D.–inda que o Meritíssimo Juiz do Tribunal a quo considerasse que não havia uma aquisição por permuta, que há, sempre teria de considerar face à factualidade evidenciada que existiria uma servidão de passagem de veículo, sempre tutelável;
E.–Na verdade, trata-se do convencimento do juiz quanto à prova produzida em momentos distintos mas com a tónica no facto de as testemunhas do Recorrido só saberem que não ouviram falar em aquisição por permuta, não tendo estado nenhuma delas presentes aquando a celebração do negócio;
F.–Acresce ainda que, as testemunhas arroladas pelo Recorrente são aquelas que não só sabem no negócio, porque participaram no mesmo, como aqueles que diariamente desde o ano de 2016 ali transitam em trabalho;
G.–Denote-se que, até as testemunhas arroladas pelo Recorrido confirmaram que: “Pelo menos desde 12 de fevereiro de 2016 os Requerentes sempre se comportaram como proprietários do espaço, onde se encontra construída a rampa de acesso, usando e fruindo do espaço à vista de todos, sem oposição de quem quer que fosse.”

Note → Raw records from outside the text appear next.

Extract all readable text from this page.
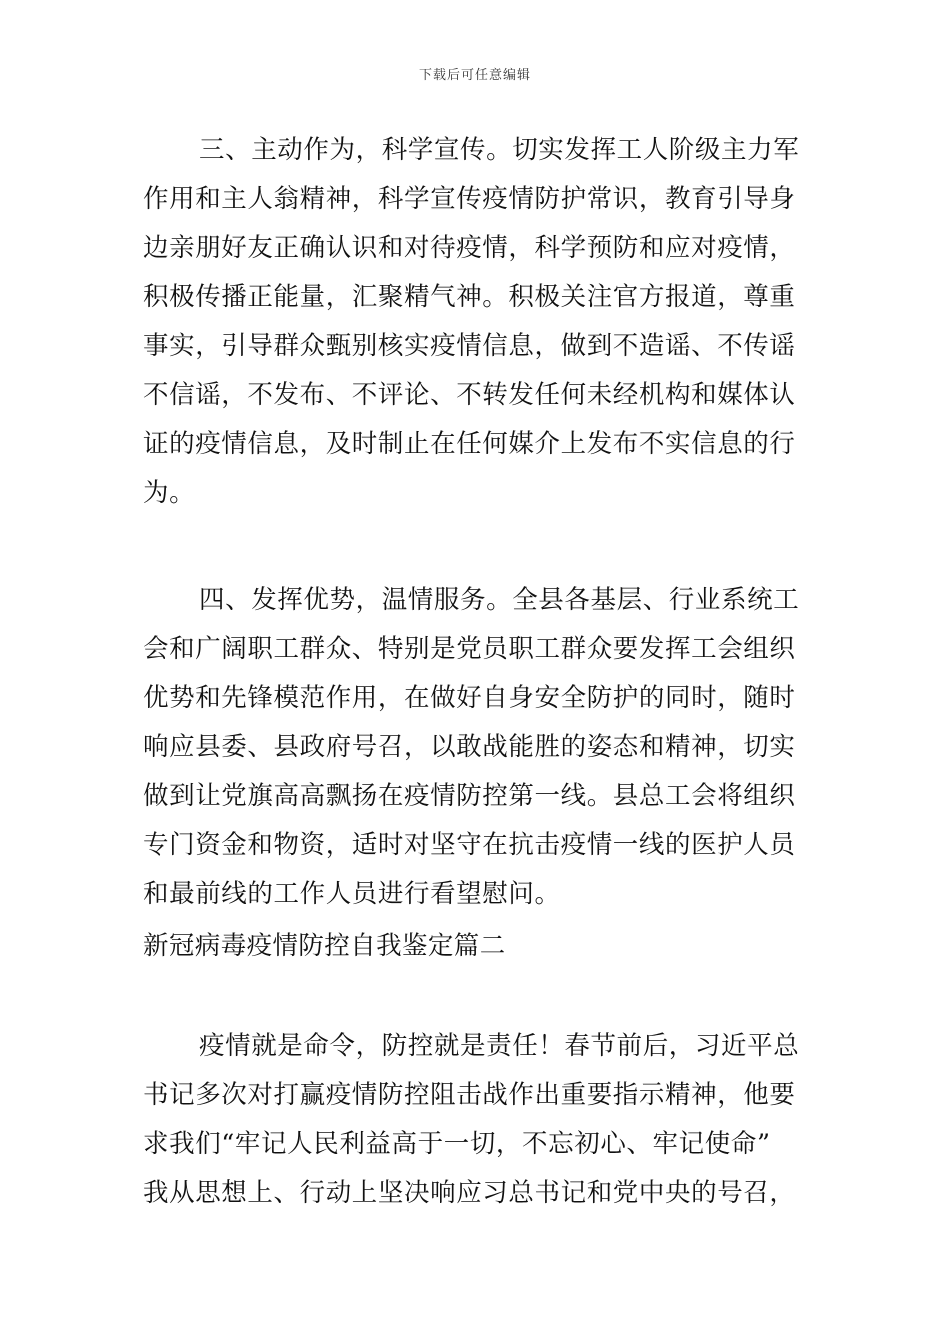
下载后可任意编辑
三、主动作为，科学宣传。切实发挥工人阶级主力军
作用和主人翁精神，科学宣传疫情防护常识，教育引导身
边亲朋好友正确认识和对待疫情，科学预防和应对疫情，
积极传播正能量，汇聚精气神。积极关注官方报道，尊重
事实，引导群众甄别核实疫情信息，做到不造谣、不传谣
不信谣，不发布、不评论、不转发任何未经机构和媒体认
证的疫情信息，及时制止在任何媒介上发布不实信息的行
为。
四、发挥优势，温情服务。全县各基层、行业系统工
会和广阔职工群众、特别是党员职工群众要发挥工会组织
优势和先锋模范作用，在做好自身安全防护的同时，随时
响应县委、县政府号召，以敢战能胜的姿态和精神，切实
做到让党旗高高飘扬在疫情防控第一线。县总工会将组织
专门资金和物资，适时对坚守在抗击疫情一线的医护人员
和最前线的工作人员进行看望慰问。
新冠病毒疫情防控自我鉴定篇二
疫情就是命令，防控就是责任！春节前后，习近平总
书记多次对打赢疫情防控阻击战作出重要指示精神，他要
求我们“牢记人民利益高于一切，不忘初心、牢记使命”
我从思想上、行动上坚决响应习总书记和党中央的号召，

H.–Temos pois que as testemunhas arroladas pelo Requerido, aqui Recorrido, nada trouxeram de novo ao processo, tendo apenas confirmado que o Recorrente, seus trabalhadores e clientes acediam desde 2016, sem qualquer oposição do Recorrido, às estufas, propriedade do Requerente;
I.–Na verdade, o testemunho dirige-se à narração de factos pretéritos, assente na sua percepção (pela testemunha ou por terceiro) de um facto: ora, por comparação, entre os depoimentos de umas e outras testemunhas, resulta que as mesmas nunca poderiam estar em pé de igualdade, porquanto umas só não ouviram dizer pelo Requerido aqui Recorrido, que tinha celebrado um negócio (mas sabem de toda a vida do mesmo? teriam que saber?) e as outras testemunhas que vivenciaram a passagem contínua de pessoas e veículos por uma faixa de terreno construída pelo Requerente.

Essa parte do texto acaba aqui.